En outre, prévoir la compétence de la Cour des comptes constitue une protection illusoire dans la mesure où celle-ci n'a pas les moyens matériels de l'exercer. Le ministre de la culture et de la communication l'a signalé devant les commissions des finances et des affaires culturelles réunies, et ce point a été nettement confirmé par les représentants de la Cour des comptes lors de leur audition par votre rapporteur.

En revanche, il est plus difficile de suivre la Cour des comptes lorsqu'elle estime que le contrôle des associations bénéficiant de l'avantage fiscal relève des services fiscaux.

Ceux-ci procèdent à un contrôle de régularité et non d'opportunité. Or, il ne s'agit pas simplement de savoir si l'argent des dons dans lequel l'État est désormais majoritaire, n'a pas été détourné à des fins personnelles, mais aussi d'évaluer l'efficacité de l'action soutenue par l'État.

Telle est la raison pour laquelle votre commission des finances a, sur proposition de son rapporteur, décidé de supprimer la référence au contrôle de la Cour des comptes pour réintroduire explicitement la compétence de l'inspection générale des finances et des inspections générales des ministères concernés.

Décision de la commission : votre commission vous propose d'adopter cet article ainsi modifié.

ARTICLE 8 (nouveau)

Suppression de l'interdiction faite aux associations reconnues d'utilité publique de recevoir des donations avec réserve d'usufruit

Commentaire : le présent article a pour objet, de supprimer l'interdiction faite par l'article 11 de la loi du 1er juillet 1901 aux associations reconnues d'utilité publique de recevoir des donations avec réserve d'usufruit.

Sans doute à cause d'une vieille méfiance à l'égard des biens de main morte, la loi du 1er juillet 1901 relative aux contrats d'associations a prévu au dernier alinéa de l'article 11 que les associations reconnues d'utilité publique « ne peuvent accepter une donation mobilière ou immobilière avec réserve d'usufruit au profit du donateur ».

L'Assemblée nationale a introduit le présent article, qui lui est apparu dépourvu aujourd'hui de justification.

Votre commission des finances approuve cette initiative sous réserve des observations générales qu'elle a pu faire au sujet de la prise en compte de l'usufruit dans l'estimation du montant du don ouvrant droit à l'avantage fiscal.

Décision de la commission : votre commission vous propose d'adopter cet article sans modification.

* 5 Article 10 de la loi n° 2000-321 du 12 avril 2000 :

« Les budgets et les comptes des autorités administratives mentionnées à l'article 1er et dotées de la personnalité morale sont communicables à toute personne qui en fait la demande, dans les conditions prévues par la loi n° 78-753 du 17 juillet 1978 précitée.

La communication de ces documents peut être obtenue tant auprès de l'autorité administrative concernée que de celles qui les détiennent.

L'autorité administrative qui attribue une subvention doit, lorsque cette subvention dépasse un seuil défini par décret, conclure une convention avec l'organisme de droit privé qui en bénéficie, définissant l'objet, le montant et les conditions d'utilisation de la subvention attribuée.

Lorsque la subvention est affectée à une dépense déterminée, l'organisme de droit privé bénéficiaire doit produire un compte rendu financier qui atteste de la conformité des dépenses effectuées à l'objet de la subvention.
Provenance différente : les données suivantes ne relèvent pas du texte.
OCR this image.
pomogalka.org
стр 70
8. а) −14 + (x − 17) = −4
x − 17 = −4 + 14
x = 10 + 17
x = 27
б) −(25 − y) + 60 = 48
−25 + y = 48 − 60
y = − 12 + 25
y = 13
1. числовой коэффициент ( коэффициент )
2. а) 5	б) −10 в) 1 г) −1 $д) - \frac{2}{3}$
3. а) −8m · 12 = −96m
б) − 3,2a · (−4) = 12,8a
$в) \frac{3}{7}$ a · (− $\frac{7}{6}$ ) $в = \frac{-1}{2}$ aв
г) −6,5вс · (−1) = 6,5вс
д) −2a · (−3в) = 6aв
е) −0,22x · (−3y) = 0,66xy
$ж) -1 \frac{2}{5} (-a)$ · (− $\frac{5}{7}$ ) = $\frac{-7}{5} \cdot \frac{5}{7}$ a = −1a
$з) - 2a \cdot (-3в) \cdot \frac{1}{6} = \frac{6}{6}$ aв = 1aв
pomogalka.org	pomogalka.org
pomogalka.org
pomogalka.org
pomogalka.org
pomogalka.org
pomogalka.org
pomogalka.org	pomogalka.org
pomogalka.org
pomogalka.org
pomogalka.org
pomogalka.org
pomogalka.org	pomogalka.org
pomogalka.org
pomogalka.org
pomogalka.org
Le compte rendu financier est déposé auprès de l'autorité administrative qui a versé la subvention dans les six mois suivant la fin de l'exercice pour lequel elle a été attribuée.

Le budget et les comptes de tout organisme de droit privé ayant reçu une subvention, la convention prévue au présent article et le compte rendu financier de la subvention doivent être communiqués à toute personne qui en fait la demande par l'autorité administrative ayant attribué la subvention ou celles qui les détiennent, dans les conditions prévues par la loi n° 78-753 du 17 juillet 1978 précitée.

Les organismes de droit privé ayant reçu annuellement de l'ensemble des autorités administratives une subvention supérieure à un montant fixé par décret doivent déposer à la préfecture du département où se trouve leur siège social leur budget, leurs comptes, les conventions prévues au présent article et, le cas échéant, les comptes rendus financiers des subventions reçues pour y être consultés ».